Durante o período de quarentena, com mais gente almoçando em casa, eles reforçaram a divulgação nas redes sociais. ”A gente intensificou mais ainda a divulgação no Instagram e Facebook, além do WhatsApp, e estamos bem contentes com o resultado. Dobraram as nossas entregas de cestas e isso é muito importante para gente que ficou na lavoura neste período”.
”O que a gente pede é que as pessoas continuem em casa, principalmente os idosos, porque a gente está trabalhando, estamos no campo desenvolvendo nossa atividade rural e vamos levar os alimentos até essas pessoas”, disse Murilo Francisco.
Com tato para as vendas, além dos próprios produtos, os irmãos Francisco revendem a produção dos agricultores vizinhos.
A honestidade na hora de repassar os preços dos outros produtores convenceu o Luis Carlos e a Cleide Florêncio, também de Araranguá, que agora fazem parte desta rede de delivery. ”Já entregamos para eles maracujá e pitaya.
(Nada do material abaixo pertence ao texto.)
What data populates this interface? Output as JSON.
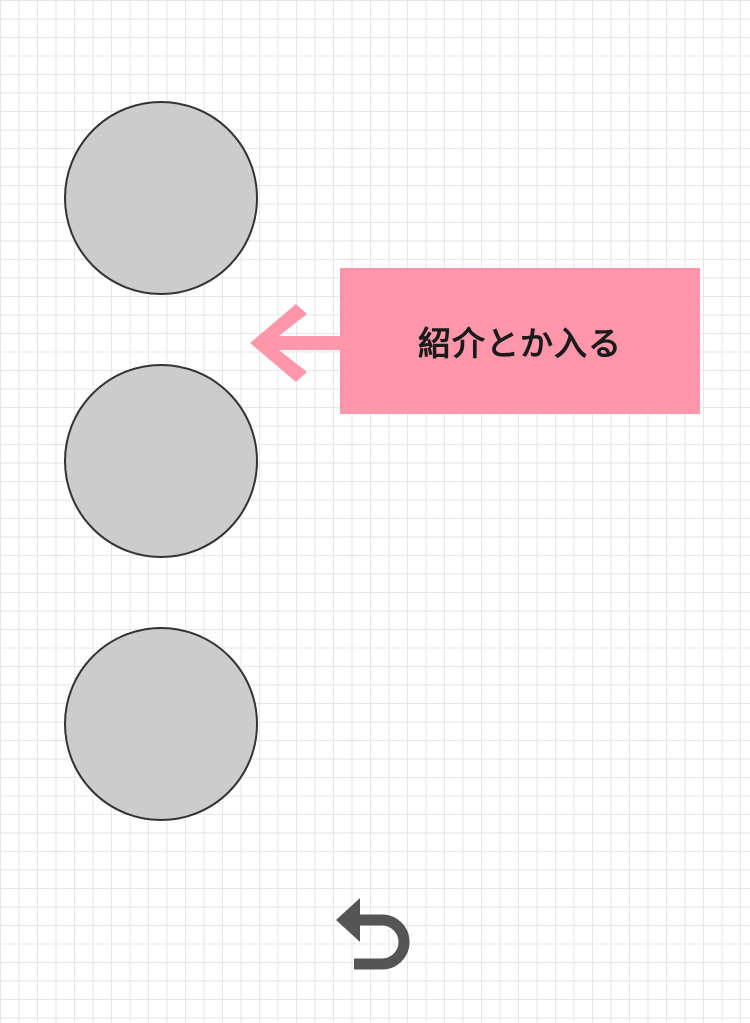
{
  "annotation": {
    "label": "紹介とか入る",
    "background_color": "#ff96aa"
  },
  "placeholders": [
    {
      "name": "placeholder-circle-1"
    },
    {
      "name": "placeholder-circle-2"
    },
    {
      "name": "placeholder-circle-3"
    }
  ],
  "icons": {
    "arrow": "left-arrow-icon",
    "back": "undo-back-icon"
  },
  "colors": {
    "circle_fill": "#cccccc",
    "circle_border": "#333333",
    "arrow": "#ff96aa",
    "back_icon": "#555555"
  }
}
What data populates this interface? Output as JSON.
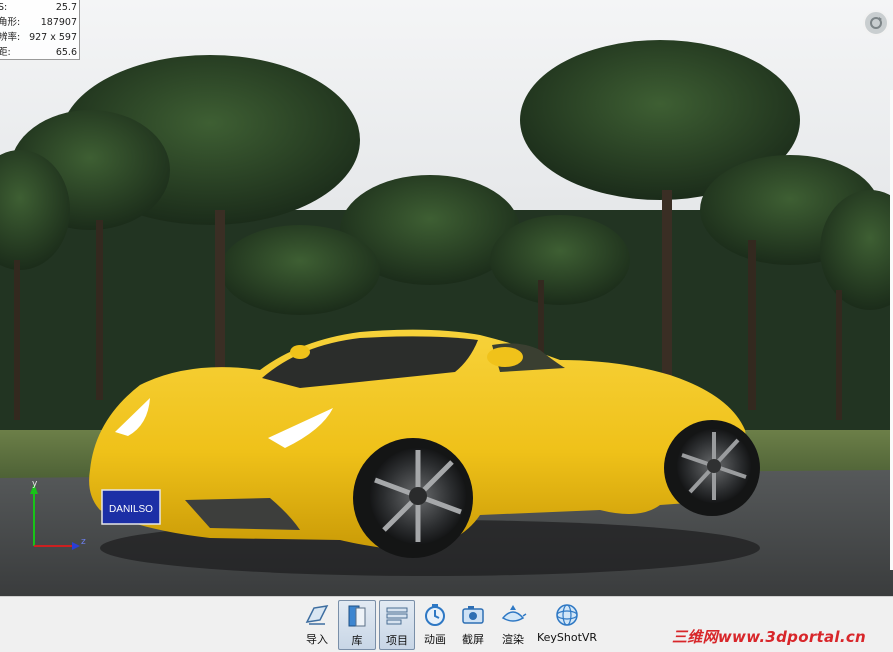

As hortaliças já estão no ponto de colher e vamos repassar também”, comentou.
A parceria entre eles deve continuar depois da crise. ”Eles já me pediram orgânicos de raízes, que é mais raro encontrar no mercado. Então, vou produzir também batata, aipim e inhame”, disse Florêncio.
Ajuda especializada
A Epagri tem auxiliado vários produtores neste momento para ajudar a encontrar soluções para vender, até que o isolamento social acabe e as escolas e restaurantes voltem a abrir.
”A gente ajuda na divulgação. Os agricultores que já entregavam estão entregando o dobro e os que não entregavam, que tinham batata doce e aipim, por exemplo, também estão conseguindo entregar nas casas, porque a demanda nos supermercados caíram. Com essa divulgação eles estão conseguindo entregar direto no consumidor”, afirmou Luciana Ferro Schneider, extensionista da Epagri.
Entre as orientações, os extensores rurais da entidade falam sobre a importância de reforçar a higiene durante as entregas. ”A gente tem orientado bastante eles no sentido de ter disponível conta em banco, para que o depósito ou transferência sejam feitos, assim não precisam manipular o dinheiro em espécie. Também temos orientado a higiene nas entregas. O uso do álcool em gel, lavar as mãos e também manter a distância na hora da entrega. Nos apartamentos, as pessoas tem que descer e pegar na calçada os produtos, a entrega é feita na calçada mesmo”, finalizou Luciana.